Gator Electronics Harvard Case Solution & Analysis

Gator Electronics Case Solution

Gator Electronics Inc. (“Gator”) is an electronic equipment manufacturing company that sells electronic products to third party retail facilities in about 100 nations. The chief decision makers handle, as well as Gator has identified its reporting units as geographical regions in which it runs and review functionality and operating outcome.

• Canada.
• Asia.
• Europe, the Middle East, as well as Africa.

You're intending to audit the present-year goodwill impairment evaluation of Gator. Gator’s entire assets as of December 31, 20X3, are about $1.6 billion.

Gator elected not to do the qualitative evaluation for ascertaining whether it's more likely than not that the reasonable value of a reporting unit is less than its carrying amount; it carried on with measure 1 of the quantitative two step goodwill impairment evaluation for a great many reporting units. On the foundation of the valuation prepared by Direction’s Pro, Gator estimated the reasonable value of all the reporting units exceeded their individual carrying values prepared or and no measure 2 evaluation was needed.

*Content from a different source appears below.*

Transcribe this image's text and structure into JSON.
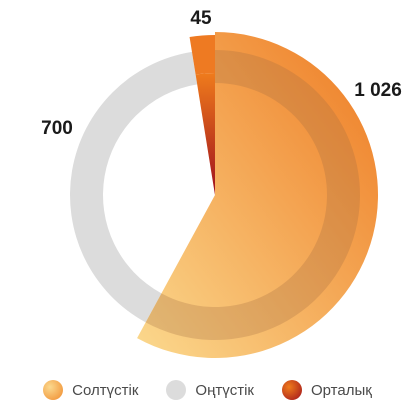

The focus of the case study is going to be on the U.S. reporting unit.

The booking partner has requested you to review Gator’s discounted cash flow evaluation (part of the measure 1 test in determining reasonable value of the reporting unit) to discover what audit processes ought to be performed. Gator direction has additionally supplied the valuation programs along with a memo documenting its strategy.